Le vent balaya mes cheveux. Depuis le toit du C.I.T., on voyait presque tout Boston. Père avait voulu faire preuve de bonne foi : aller voir la surface de ses propres yeux, pour se faire sa propre idée. La mise en scène était finement rodée : il faisait un pas dans mon monde en échange du pas que j'avais fait dans le sien. Et pour une fois, nos points de vues se rejoignaient : il était tout aussi dégoûté du Commonwealth que je l'étais de l'Institut.

— Et de voir tout ça... Ça ne fait que confirmer ce que j'ai toujours su. Le Commonwealth est mort. Il n'y a aucun futur pour ce monde, dit Père avec gravité. Le seul espoir de l'humanité est en dessous de nous.

— Vous ne pouvez pas juger ce qu'il reste du monde seulement en regardant ces ruines.

— Je pense que ça me donne une idée suffisante, si, soupira Père.

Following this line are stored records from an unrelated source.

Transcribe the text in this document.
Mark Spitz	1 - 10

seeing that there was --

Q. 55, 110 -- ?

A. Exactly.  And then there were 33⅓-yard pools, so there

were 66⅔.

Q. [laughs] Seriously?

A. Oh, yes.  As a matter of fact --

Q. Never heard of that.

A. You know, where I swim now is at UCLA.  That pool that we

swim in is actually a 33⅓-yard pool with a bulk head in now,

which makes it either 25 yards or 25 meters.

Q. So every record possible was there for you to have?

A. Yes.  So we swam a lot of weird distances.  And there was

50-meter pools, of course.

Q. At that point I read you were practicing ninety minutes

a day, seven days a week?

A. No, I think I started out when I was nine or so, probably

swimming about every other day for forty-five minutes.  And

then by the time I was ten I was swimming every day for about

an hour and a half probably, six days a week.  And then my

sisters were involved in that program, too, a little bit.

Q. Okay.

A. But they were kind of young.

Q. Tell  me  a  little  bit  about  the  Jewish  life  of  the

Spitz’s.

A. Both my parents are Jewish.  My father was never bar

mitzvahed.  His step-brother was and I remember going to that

Tout cela me rappelle la chance que j'ai eu, de ne pas avoir à vivre dans ces terres désolées. L'Institut ne m'as pas kidnappé. Il m'a sauvé. Et vous aussi, par la même occasion, dit-il en acquiesçant. Il est temps pour vous de prendre une place plus importante à mes côtés.

Il laissa passer quelques instants. J'étais restée quelques mètres en arrière, bloquée sur le mot sauvé.

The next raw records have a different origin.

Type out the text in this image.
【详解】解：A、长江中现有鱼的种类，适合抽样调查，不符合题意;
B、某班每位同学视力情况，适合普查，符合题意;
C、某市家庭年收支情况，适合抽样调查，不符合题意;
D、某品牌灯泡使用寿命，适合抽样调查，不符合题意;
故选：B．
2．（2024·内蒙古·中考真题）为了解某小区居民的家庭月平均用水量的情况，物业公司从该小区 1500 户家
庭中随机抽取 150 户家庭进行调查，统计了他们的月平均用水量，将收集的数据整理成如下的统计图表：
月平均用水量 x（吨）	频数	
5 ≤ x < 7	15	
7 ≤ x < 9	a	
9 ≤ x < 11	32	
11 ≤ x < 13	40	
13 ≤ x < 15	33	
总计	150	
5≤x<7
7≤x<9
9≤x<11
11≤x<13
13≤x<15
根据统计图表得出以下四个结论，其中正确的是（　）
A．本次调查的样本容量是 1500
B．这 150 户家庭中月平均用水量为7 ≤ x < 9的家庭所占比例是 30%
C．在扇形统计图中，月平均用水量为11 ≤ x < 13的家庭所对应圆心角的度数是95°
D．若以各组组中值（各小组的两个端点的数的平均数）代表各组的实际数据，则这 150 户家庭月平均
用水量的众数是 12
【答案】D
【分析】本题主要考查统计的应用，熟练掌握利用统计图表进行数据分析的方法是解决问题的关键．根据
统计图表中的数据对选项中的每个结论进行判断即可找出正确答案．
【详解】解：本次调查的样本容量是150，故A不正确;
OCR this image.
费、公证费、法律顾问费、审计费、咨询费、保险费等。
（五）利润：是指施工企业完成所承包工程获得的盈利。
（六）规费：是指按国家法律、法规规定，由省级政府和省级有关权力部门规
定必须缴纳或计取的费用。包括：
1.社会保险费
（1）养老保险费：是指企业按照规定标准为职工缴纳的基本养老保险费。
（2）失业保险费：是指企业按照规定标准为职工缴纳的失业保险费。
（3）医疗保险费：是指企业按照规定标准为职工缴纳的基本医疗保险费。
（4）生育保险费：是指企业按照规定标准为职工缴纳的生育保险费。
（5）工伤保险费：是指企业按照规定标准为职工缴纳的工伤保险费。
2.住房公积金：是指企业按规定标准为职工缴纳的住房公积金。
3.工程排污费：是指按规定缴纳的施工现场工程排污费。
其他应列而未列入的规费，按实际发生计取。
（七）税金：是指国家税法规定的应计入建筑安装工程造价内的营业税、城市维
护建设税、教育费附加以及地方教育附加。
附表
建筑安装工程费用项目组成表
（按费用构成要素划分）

— J'ai prévenu les chefs de toutes les divisions. J'aimerais que vous preniez place avec nous autour de la table lors de notre prochaine assemblée. Que vous participez, activement, au futur de l'Institut. Vous avez vécu ici. Vous avez connu...

Il montra de la main la grande étendue qui nous faisait face.

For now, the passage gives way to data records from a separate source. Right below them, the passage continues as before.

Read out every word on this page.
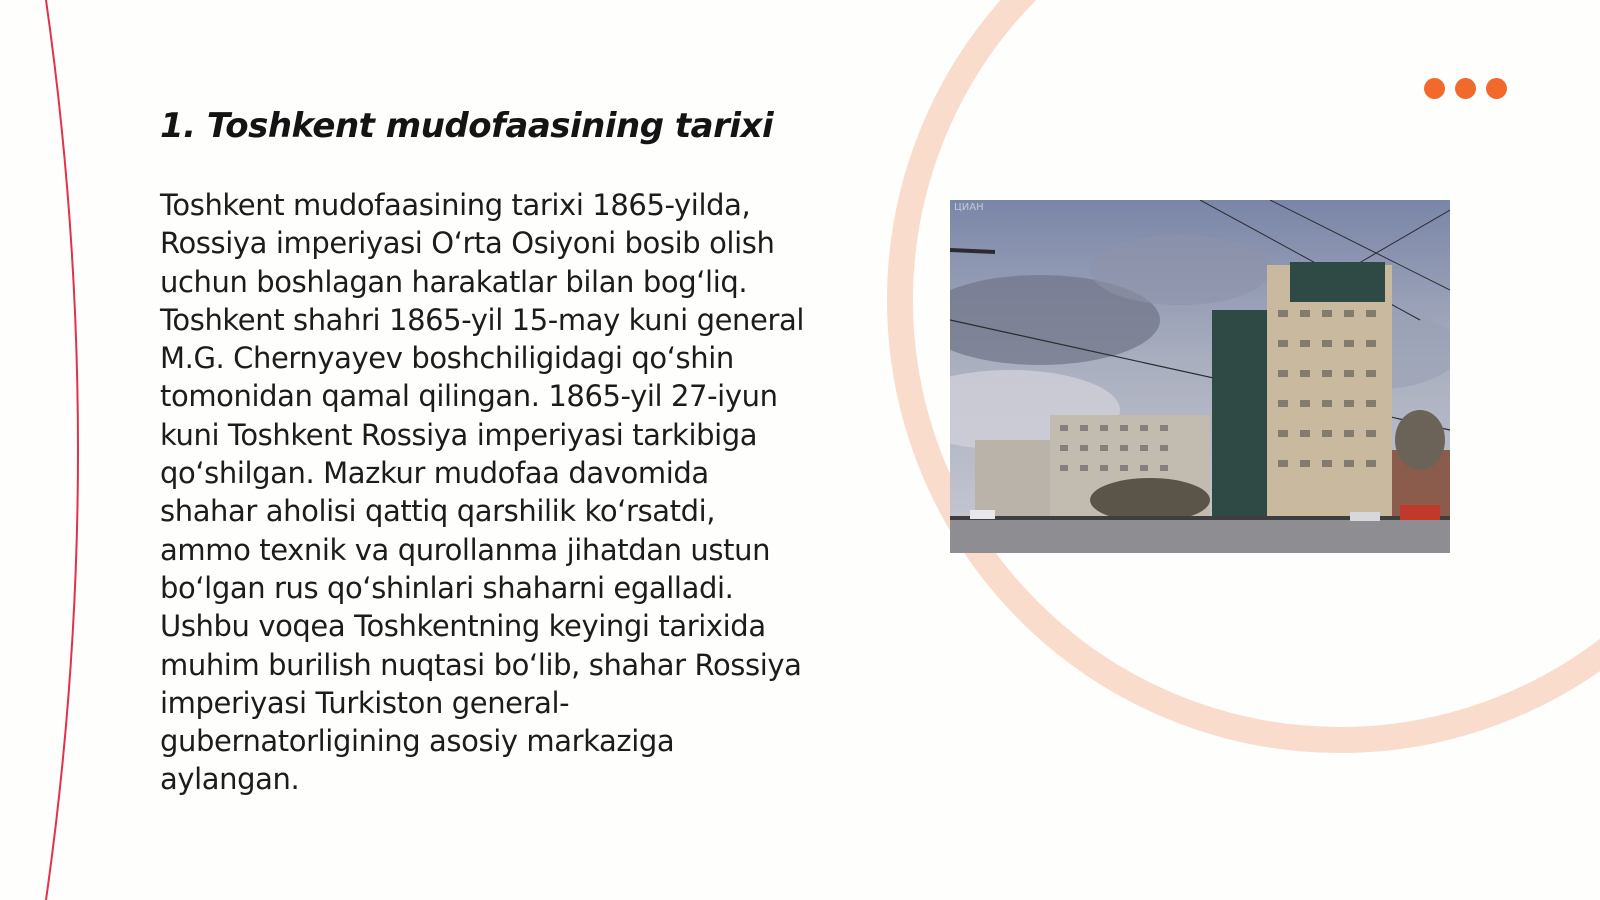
1. Toshkent mudofaasining tarixi
Toshkent mudofaasining tarixi 1865-yilda,
Rossiya imperiyasi O‘rta Osiyoni bosib olish
uchun boshlagan harakatlar bilan bog‘liq.
Toshkent shahri 1865-yil 15-may kuni general
M.G. Chernyayev boshchiligidagi qo‘shin
tomonidan qamal qilingan. 1865-yil 27-iyun
kuni Toshkent Rossiya imperiyasi tarkibiga
qo‘shilgan. Mazkur mudofaa davomida
shahar aholisi qattiq qarshilik ko‘rsatdi,
ammo texnik va qurollanma jihatdan ustun
bo‘lgan rus qo‘shinlari shaharni egalladi.
Ushbu voqea Toshkentning keyingi tarixida
muhim burilish nuqtasi bo‘lib, shahar Rossiya
imperiyasi Turkiston general-
gubernatorligining asosiy markaziga
aylangan.
ЦИАН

— Vous avez connu la réalité de la surface. Vous avez sûrement un point de vue intéressant. Je suis prêt à vous écouter. Sur tous les sujets.

— Bien, fis-je en regardant au loin.

Père sourit ; pour la première fois, c'était un vrai sourire.

— J'étais vraiment curieux, vous savez. Est-ce que vous alliez devenir corrompue par le Commonwealth, comme tout le reste ? Alliez-vous réussir à trouver l'Institut, alliez-vous réussir à survivre...

Il me prit les mains et les serra.

— Mais la vraie question, finalement, reprit-il, c'était de savoir si, après tout ce temps, vous alliez essayer de me trouver, moi, votre fils. Au fond, c'est probablement la seule raison pour laquelle j'ai ordonné l'interruption de votre cryostase.